Everybody Loves A Parade!
A fucking month? Wow! Where has the time gone? Thanks for the emails, yes, I am still alive. Sorry I haven't updated in so long. The good news is I have been sidetracked because I am up to my ass in freelance work. I love when people pay me to do what I love.
There's so many things to tell you guys about, I barely know where to begin. Besides my publishing credits growing, it's harvest time, which means Mr. Lane is working his ass off. The kids are back in school and...we have another live-in.
We Lanes are on our fourth live-in in just two years. Last I checked this wasn't The Heartbreak Hotel. Why exactly do we always end up with extra people?
At least you'll be happy to know, it isn't another of Lane 1's friends, or another wayward coworker of Mr. Lanes, and I didn't pull this one off of the streets. Sure, he is hoboesque, but he is my brother in-law, Corky. Remember the one who cried when the rabid raccoon had to be shot out of our tree? That brother in-law. So yes, he is sensitive in nature, but his life is topsy-turvy right now, and we are acting as his detox center.
Another person, leaving more mess, eating more food doesn't bother me. It's the talking while I am working - that bugs me most. I hate when people think because I am at home, I am available. Drives me cockroach-in-the-light wild! Thankfully, he is getting better.
Most of you know I'm on the board at the Teen Center. What you may not know is that when it comes to those kids, I am easily suckered. The latest... a parade float. Yeah, I had to make one, and you all know I am more autistic than artistic.
This festival with parade and carnival is the biggest thing going on in our town all year. The float had to be better than okay. The parade theme was Riding the Rails. I thought it would be cute to have the Teen Center director dress as the conductor, and have the kids decked out as hobos... providing I could build a train.
Knowing I had less than a week to make it happen, I thought using a wagon trailer to haul them in, and a ride-on lawnmower for towing, I was halfway there.

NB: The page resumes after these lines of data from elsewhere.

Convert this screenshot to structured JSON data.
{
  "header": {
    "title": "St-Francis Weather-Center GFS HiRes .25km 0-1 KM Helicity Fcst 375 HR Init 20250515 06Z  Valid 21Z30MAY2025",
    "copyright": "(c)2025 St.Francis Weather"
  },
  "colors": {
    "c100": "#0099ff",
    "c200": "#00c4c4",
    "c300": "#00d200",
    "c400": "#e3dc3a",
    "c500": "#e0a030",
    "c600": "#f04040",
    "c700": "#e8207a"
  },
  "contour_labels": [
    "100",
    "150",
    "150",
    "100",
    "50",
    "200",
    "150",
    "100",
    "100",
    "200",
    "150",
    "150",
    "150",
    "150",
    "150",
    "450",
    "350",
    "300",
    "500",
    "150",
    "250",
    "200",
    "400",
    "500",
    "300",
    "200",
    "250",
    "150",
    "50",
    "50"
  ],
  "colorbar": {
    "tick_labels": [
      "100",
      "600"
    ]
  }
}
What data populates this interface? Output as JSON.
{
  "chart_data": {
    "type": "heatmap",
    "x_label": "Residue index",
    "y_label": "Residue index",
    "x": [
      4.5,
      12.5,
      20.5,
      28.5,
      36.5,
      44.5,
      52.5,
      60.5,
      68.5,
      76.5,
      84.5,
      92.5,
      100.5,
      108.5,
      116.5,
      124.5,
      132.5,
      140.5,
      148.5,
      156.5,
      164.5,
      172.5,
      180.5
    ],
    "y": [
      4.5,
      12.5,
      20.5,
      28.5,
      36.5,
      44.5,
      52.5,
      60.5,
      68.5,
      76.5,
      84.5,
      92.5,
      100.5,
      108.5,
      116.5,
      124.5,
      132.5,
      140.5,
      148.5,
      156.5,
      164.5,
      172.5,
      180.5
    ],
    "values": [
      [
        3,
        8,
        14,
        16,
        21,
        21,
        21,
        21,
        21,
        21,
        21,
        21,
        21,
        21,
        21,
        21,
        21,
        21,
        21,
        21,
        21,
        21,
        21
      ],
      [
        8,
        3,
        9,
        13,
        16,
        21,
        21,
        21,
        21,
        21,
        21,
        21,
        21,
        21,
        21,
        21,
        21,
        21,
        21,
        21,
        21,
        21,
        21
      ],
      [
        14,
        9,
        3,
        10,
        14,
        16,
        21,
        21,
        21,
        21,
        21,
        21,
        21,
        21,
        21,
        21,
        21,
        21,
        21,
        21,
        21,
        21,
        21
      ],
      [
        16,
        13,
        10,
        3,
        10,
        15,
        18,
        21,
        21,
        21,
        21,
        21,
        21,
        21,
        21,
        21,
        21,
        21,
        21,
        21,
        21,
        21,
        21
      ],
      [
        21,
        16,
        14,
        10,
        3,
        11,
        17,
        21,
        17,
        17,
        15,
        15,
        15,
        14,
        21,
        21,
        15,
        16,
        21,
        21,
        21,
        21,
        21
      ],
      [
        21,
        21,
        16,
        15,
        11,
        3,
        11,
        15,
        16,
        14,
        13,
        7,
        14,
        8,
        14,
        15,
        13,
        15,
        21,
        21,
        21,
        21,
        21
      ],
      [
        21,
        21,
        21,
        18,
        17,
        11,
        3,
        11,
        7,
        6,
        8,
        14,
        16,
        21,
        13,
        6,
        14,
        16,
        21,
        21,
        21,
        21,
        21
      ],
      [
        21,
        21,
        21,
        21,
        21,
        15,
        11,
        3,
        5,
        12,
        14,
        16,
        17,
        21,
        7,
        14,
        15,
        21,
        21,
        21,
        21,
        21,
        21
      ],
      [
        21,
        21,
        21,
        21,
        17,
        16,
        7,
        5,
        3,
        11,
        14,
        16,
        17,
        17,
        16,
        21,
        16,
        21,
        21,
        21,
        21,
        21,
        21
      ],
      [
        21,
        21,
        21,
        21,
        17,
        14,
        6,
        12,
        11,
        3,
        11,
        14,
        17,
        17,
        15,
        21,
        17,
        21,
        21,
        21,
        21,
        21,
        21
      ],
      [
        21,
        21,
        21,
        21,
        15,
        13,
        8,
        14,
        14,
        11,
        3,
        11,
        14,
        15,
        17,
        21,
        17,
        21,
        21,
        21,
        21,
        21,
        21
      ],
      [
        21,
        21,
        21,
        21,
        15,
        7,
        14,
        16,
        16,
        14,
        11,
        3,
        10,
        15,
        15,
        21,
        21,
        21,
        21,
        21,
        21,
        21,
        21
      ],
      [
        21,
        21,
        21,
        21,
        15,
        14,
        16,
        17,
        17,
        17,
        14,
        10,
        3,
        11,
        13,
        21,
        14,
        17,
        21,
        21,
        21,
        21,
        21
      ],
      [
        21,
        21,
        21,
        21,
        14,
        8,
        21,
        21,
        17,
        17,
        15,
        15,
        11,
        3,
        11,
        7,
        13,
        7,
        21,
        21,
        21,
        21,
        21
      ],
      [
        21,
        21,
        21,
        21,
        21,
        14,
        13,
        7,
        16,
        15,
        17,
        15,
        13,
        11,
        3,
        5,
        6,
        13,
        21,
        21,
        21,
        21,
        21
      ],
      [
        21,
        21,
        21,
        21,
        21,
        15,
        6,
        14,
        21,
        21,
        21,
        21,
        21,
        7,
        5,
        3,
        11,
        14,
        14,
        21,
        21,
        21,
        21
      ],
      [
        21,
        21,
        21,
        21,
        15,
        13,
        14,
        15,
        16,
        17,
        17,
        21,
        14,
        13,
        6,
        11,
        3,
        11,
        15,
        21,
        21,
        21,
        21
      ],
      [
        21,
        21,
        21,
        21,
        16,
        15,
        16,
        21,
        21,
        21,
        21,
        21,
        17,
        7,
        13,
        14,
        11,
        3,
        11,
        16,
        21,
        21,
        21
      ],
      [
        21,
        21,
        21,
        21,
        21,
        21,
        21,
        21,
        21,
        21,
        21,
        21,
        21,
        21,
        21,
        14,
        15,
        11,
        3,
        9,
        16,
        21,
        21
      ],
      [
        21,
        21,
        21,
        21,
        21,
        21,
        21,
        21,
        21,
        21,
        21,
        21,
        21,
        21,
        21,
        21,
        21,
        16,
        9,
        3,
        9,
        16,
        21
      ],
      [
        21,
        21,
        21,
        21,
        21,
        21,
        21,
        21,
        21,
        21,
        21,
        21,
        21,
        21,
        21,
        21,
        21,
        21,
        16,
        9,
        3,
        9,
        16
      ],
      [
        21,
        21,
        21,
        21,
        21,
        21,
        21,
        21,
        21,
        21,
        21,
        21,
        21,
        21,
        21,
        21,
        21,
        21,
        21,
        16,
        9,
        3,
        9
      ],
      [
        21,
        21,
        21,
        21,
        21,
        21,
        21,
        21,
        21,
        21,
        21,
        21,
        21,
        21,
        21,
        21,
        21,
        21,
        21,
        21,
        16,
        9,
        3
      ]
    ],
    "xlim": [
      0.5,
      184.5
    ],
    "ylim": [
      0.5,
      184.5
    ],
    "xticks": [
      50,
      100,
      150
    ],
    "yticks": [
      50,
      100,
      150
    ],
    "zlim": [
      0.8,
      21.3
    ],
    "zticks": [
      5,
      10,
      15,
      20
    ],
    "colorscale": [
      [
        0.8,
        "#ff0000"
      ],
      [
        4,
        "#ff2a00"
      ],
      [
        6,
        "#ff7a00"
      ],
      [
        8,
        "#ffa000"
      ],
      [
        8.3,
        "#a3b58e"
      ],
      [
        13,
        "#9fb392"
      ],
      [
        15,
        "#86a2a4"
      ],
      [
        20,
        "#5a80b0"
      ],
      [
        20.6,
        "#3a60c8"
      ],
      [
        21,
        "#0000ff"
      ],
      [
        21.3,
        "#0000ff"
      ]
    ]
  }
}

I had my working clothes on, you know, my lesboish/carnie gear, please don't judge.
Here's a picture.... I was telling my friend (through my teeth) to shut the fuck up when she said, "Smile, carnie!" as she snapped the picture.
Anyhow, I went to our two hardware stores, I said, "I know I look like a carnie, but I'm not. See all these teeth I have?" Then I asked if they would donate some plywood and paint in exchange for free advertising on the float. Both agreed, and I was feeling pretty fucking slick by then.
Seriously, who can make a parade float without spending a dime? I nearly broke my arm patting myself on the back for being so smart. And then, out of nowhere, the reality that I can't draw a train let alone build one came to my mind. I sat Indian-style in the grass, thinking hard enough to create smoke signals to far away villages.
I ran into the house telling myself I could hide until the parade is over and then say I was abducted by aliens or some such shit. I seriously felt sick. And you long-time readers know, I rarely get sick. Last time was when I pissed my pants at Dairy Queen. It has been a long time. Maybe I could lie and tell the kids Mrs. Lane came down with a bad case of Miss Pissy Pants Syndrome?
In the house I grabbed my notebook. First I sang the Thinking Chair song from Blue's Clues, and like a flash, I thought about The Little Engine that Could! It was brilliant... only I still didn't have time to take drawing classes.
I called my mom in a panic, because that is just what I do. With all of the sympathy she could muster, she said, "Oh come on, Lois! You'll do fine!"
Where was the "Don't worry, honey." or the, "I'll be over to help."??? Stupid Mom!
I sat with my notebook doodling for a while. Something that resembled a trains engine emerged. I ran outside like my ass was on fire. I measured the wood and trailer, and started drawing on the wood. Eight tries, and one giant pink eraser later, I had it... a perfectish train engine outline. Okay, so maybe it looked more like a huge dick with a smokestack, but whatever, the kids didn't notice any Sigmund Freud phallic similarities.
I went into the garage and raided my old man's tools. With a jig saw I carefully followed the lines I'd drawn. Halfway into cutting out the engine's silhouette, Mr. Lane pulled into the driveway. "What are you doing with my tools?"
Pretending not to hear him over the saw, I never looked up or responded. But my arm was tired and I wanted to take a break. Next thing I knew, I looked like I had a case of Parkinson's. My arms were shaking all crazy like, and my mouth was going "bup, bup, bup" uncontrollably like Goldie Hawn's in Overboard. He took his saw out of my hand, turned it off and said, "What the hell?"
I batted my eyelashes at him in the sexiest lesbo/carnie way possible, and flashed him a winning smile.
"Give me that!" He demanded.
And then the sucker cut the rest out for me. Ha! It was a win/win!
When he saw me line up the silhouette against the other board and trace the outline, he said, "Here let me cut that one too, so you don't hurt yourself."
After he was finished cutting both sides out, I sarcastically said, holding my heart, "My hero!"
And you know what? That float took first place in two categories! It won Best in Theme and Best Kids Float!